It was wonderful to be able to hold a mobile photography workshop in Kyemihoko village on a day off during our second Ugandan shoot, with thanks to all those who came. Zuleika invited Diana Kanweri to help lead this session and inspire the local women. Read on for Diana’s response:
”It was a great honour for me to be invited to this workshop to share some mobile photography basics with women in Rukoki-Kasese Uganda. I am Diana Kanweri, a camera woman who so far has been working on several chimpanzee film projects and looking to expand my knowledge and skills filming other wildlife in different areas.
I developed a photography passion when I was a young adult after spending a lot of time with wildlife as a tourist guide and research assistant, where I realised that photography is the best way to connect and learn. I identify, interpret and mostly capture the rare moments and species we don’t witness everyday and that words and eyes cannot describe.
I was so impressed to meet this group of women in Kasese who were interested in learning photography, similarly surprised that here, almost in my home community, I had not encountered any woman who cared to ask what I did with cameras and especially was convinced photography was a man thing.
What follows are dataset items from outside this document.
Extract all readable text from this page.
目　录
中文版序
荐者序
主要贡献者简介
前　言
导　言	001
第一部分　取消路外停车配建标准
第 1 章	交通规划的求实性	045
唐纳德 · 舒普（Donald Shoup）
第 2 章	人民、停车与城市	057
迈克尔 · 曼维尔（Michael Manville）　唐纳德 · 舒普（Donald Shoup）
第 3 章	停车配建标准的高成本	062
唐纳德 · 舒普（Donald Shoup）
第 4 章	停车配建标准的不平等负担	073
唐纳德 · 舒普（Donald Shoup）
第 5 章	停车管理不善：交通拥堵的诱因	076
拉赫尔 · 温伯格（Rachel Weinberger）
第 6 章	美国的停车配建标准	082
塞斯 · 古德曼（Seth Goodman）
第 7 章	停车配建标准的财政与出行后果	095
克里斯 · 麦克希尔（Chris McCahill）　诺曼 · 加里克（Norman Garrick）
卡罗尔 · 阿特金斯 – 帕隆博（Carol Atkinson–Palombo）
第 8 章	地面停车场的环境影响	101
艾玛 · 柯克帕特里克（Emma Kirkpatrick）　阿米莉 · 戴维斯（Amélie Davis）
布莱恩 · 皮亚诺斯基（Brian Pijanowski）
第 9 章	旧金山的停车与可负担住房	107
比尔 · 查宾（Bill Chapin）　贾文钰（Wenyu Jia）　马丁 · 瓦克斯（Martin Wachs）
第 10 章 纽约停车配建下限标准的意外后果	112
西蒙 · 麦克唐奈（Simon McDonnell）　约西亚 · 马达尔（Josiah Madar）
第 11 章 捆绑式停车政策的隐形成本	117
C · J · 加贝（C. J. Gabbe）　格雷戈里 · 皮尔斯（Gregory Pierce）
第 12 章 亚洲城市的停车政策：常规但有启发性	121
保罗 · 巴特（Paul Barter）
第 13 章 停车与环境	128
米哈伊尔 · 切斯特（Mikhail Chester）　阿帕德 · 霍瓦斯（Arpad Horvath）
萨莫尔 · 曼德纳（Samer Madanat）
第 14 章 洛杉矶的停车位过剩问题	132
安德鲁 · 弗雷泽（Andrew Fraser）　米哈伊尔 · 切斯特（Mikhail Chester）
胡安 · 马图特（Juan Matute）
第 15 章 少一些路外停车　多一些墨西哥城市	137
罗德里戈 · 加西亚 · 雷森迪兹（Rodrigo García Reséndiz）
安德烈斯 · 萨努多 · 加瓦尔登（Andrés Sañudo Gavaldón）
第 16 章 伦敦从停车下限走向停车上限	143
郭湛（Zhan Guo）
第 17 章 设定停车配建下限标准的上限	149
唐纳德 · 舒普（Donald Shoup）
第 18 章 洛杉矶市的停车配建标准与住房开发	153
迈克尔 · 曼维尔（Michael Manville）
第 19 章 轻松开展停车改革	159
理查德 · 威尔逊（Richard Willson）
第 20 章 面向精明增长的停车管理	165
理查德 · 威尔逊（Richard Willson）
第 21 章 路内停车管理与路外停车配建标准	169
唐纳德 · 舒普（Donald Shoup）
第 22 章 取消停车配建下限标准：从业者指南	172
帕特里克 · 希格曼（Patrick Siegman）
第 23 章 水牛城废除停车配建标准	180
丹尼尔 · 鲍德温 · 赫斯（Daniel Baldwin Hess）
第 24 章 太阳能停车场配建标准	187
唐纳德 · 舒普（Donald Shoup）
We had a big turn up regardless of their home chores waiting and their zeal to learn was impressive. Zuleika and I shared important principles and uses of photography with them. I demonstrated techniques and they learned easily, playing around with some photography basics like phone holding, composition, framing, lighting, shot sizes, angles and story telling. We tried out these techniques with their phones, one or two who had smartphones and we shared ours with those who didn’t. The outcome was amazing as most of them were such enthusiastic and quick learners.
They have a great number of traditional activities they can record like fashion, traditional ceremonies and creative art. Some of the women brought hand woven baskets and took a few still lives. They can document future events and we left the Foundry centre a camera for anyone to practice with.
Given the beautiful community they live in on the slopes of the Rwenzori mountains and great work being done to re-wild the area, with continuous practice, these women will be able to do a wonderful job taking pictures of animals, birds, and even snakes which will help them identify them and learn how to live safely around them.
Perhaps the women can also teach other community members to take better photos which will hold a good future for them and the environment around, and may even earn them some income one day.
A very special thanks to Director Zuleika Kingdon and Films for Change for funding the workshop, inviting me and helping inspire the women.”